Day 1 - Benchmarking AI-powered scraping systems
tldr: Ran a benchmark exploring how well LLM providers' web search tools can be used to scrape real estate agent emails. Gemini 3 wins. This approach isn't quite robust enough for to be production-ready for this use case, but it shows promise for other applications.
A few months ago, I was helping a client do cold outreach to real estate agents in the bay area. To do so, I needed to scrape a lead list of every agent along with their email. I started with a list of 12 of the largest brokerage firms in the bay area, and then individually scraped each firm's employee directory by directing claude code + playwright to crawl the directory, and then had it write a custom playwright script to paginate and extract each person's contact info. This worked extremely well, and I managed to accurate contact info for ~1000 real estate agents.
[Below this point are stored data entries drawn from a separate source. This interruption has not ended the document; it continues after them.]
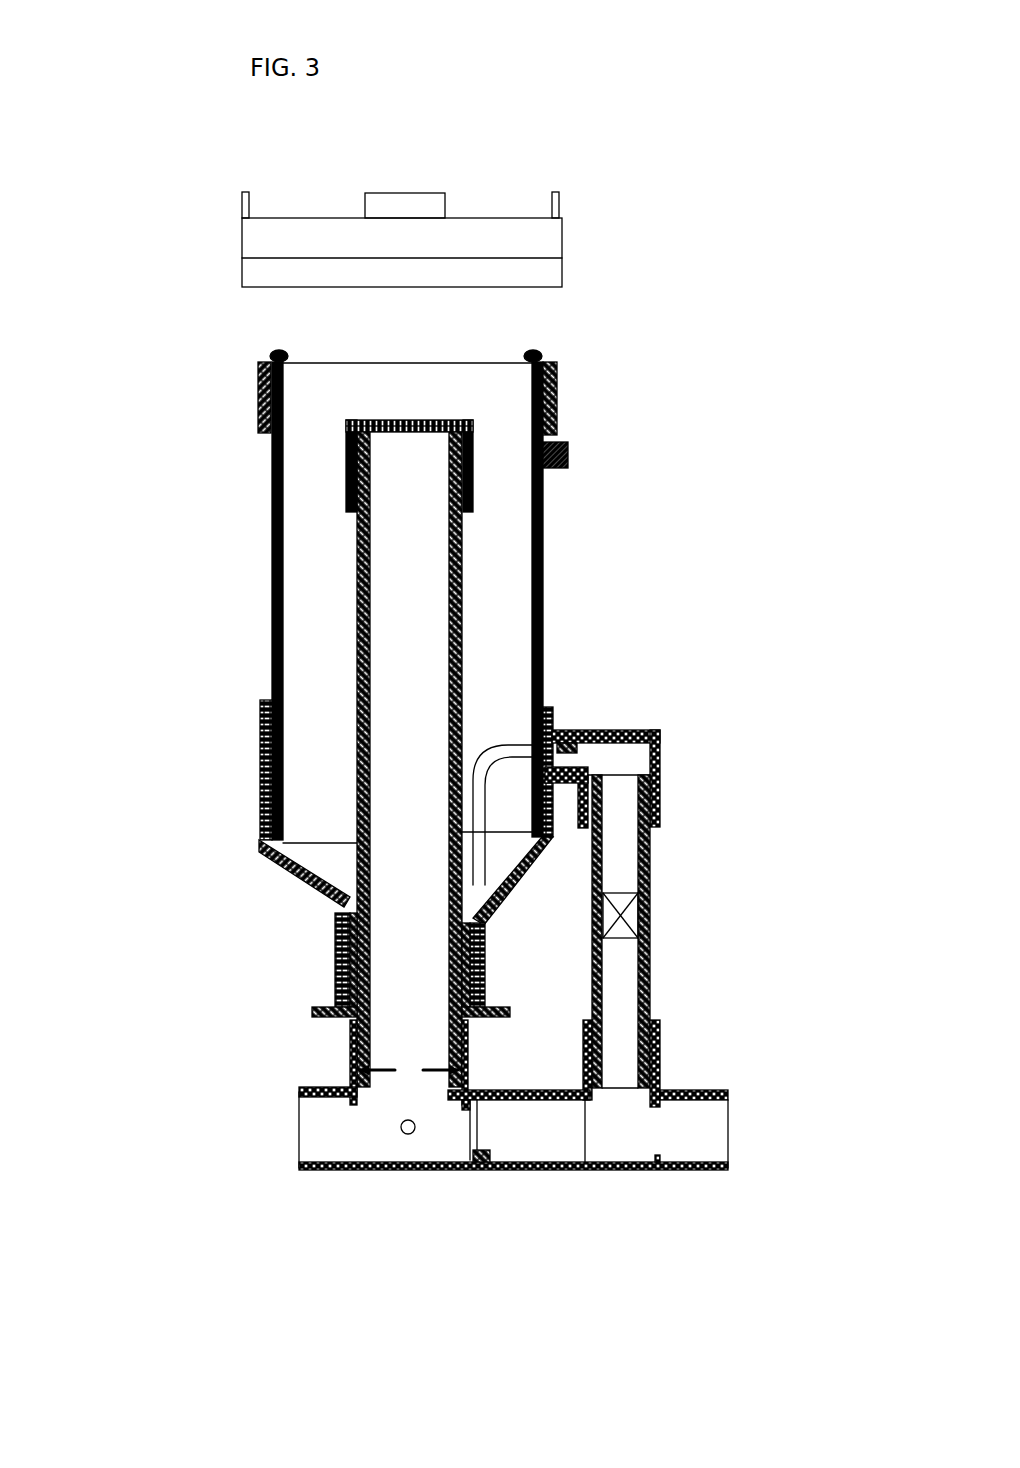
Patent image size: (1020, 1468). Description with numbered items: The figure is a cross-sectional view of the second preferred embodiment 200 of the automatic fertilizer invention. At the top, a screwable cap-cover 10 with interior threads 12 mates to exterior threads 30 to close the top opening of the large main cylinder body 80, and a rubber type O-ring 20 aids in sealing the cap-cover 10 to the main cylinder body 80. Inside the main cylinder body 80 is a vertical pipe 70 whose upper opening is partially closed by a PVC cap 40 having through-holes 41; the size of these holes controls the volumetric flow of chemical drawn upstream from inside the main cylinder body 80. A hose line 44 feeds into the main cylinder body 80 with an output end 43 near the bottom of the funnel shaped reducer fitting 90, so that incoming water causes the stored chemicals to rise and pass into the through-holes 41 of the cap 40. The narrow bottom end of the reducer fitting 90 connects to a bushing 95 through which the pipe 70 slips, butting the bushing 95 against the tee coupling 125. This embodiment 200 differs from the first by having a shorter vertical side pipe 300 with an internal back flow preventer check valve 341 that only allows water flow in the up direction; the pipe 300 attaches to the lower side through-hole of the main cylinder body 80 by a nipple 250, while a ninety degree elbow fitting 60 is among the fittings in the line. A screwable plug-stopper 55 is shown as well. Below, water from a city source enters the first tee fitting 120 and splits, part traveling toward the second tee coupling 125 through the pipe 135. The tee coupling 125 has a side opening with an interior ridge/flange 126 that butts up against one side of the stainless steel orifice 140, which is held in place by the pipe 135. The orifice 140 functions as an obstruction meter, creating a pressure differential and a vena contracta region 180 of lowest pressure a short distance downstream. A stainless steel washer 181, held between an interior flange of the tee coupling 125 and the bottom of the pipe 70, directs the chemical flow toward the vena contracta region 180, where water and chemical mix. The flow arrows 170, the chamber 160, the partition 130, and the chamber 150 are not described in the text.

The second embodiment 200 is at (137, 168).
The cap-cover 10 is at (562, 243).
The interior threads 12 is at (243, 288).
The O-ring 20 is at (543, 353).
The exterior threads 30 is at (257, 413).
The cap 40 is at (555, 417).
The through-holes 41 is at (410, 420).
The plug-stopper 55 is at (580, 447).
The pipe 70 is at (463, 565).
The main cylinder body 80 is at (545, 618).
The hose line 44 is at (522, 740).
The nipple 250 is at (580, 747).
The elbow fitting 60 is at (663, 788).
The output end 43 is at (485, 877).
The funnel shaped reducer fitting 90 is at (503, 897).
The back flow preventer check valve 341 is at (647, 908).
The vertical side pipe 300 is at (650, 953).
The bushing 95 is at (510, 1012).
The flow arrows 170 is at (408, 1053).
The tee coupling 125 is at (312, 1090).
The left chamber 160 is at (318, 1125).
The interior ridge/flange 126 is at (457, 1092).
The orifice 140 is at (488, 1165).
The partition 130 is at (517, 1157).
The pipe 135 is at (590, 1155).
The first tee fitting 120 is at (640, 1165).
The right chamber 150 is at (707, 1130).
The washer 181 is at (390, 1070).
The vena contracta region 180 is at (405, 1134).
But the method is cumbersome, and I'd need to start with a list of every single brokerage.
It struck me one day that it would be much more straightforward to start out with an individual agent's name and license number, and then simply make an api call to one of the major LLM providers paired with the provider's native web search tool, and have it search the web to find the email. Web search capabilities for all the major providers are now provided as native tools and are pretty advanced, which made this an attractive and novel approach for me to try out. Also, getting a comprehensive list of all licensed real estate professionals in California is easy since it's publicly available in the California DRE database.
I ran a benchmark to compare the results between using OpenAI and Gemini, using a small subset of the results from my original method as the ground truth baseline. I quickly found that OpenAI's native web search tool was lacking in performance. I had better success pairing OpenAI with Parallel System's web search via a MCP server.
The results are below.
| Rank | Provider | Model | Reasoning | Accuracy | Avg Latency | Avg Tokens | Email Not Found |
|---|---|---|---|---|---|---|---|
| 1 | Gemini | gemini-3-pro-preview | High | 90.7% (107/118) | 96.55s | 19,965 | 6 (5.1%) |
| 2 | OpenAI + Parallel Web Search | gpt-5-mini | High | 80.5% (95/118) | 129.54s | 63,797 | 7 (5.9%) |
| 3 | OpenAI + Parallel Web Search | gpt-5-mini | None | 74.6% (88/118) | 77.31s | 35,956 | 15 (12.7%) |
Along with the extracted email for that agent, I also had the system return the link to the web page that contained the email, so I could go in and verify that it was there and correctly matched to the agent.
Digging deeper into the results, I noticed that one common pitfall of most of the providers' web search tools is that they'll rely on pages in their index that have since rotted or gone out of date. The problem of link decay and, more generally, outdated pages I've found is common in real estate. Property listing pages that might've contained an agent's email are taken down after the property is sold, and agents often move brokerages, so it's hard to tell whether their email you're seeing on an active web page is for their current brokerage or a previous one, as these kinds of pages don't get updated with their new contact info.
An interesting observation is that Parallel has indexed the contents of PDFs. Several times the canonical page link returned by Parallel was to some PDF brochure or small business newsletter that contained the agent's email. I only saw this behavior when using their API.
My conclusion after working on this is that this method isn't quite ready for prime time yet for scraping real estate agent data, or at least until I implement measures to cover these shortcomings. But I do think this approach is potentially very useful and powerful for other applications, so I'll be keeping it in my back pocket for when a use case more suitable comes along.
Note: I'm doing a project a day, which necessitates I skip steps I otherwise would've taken if I weren't so rushed. One such example is putting the benchmark code on github. I'll get to it when I have the chance.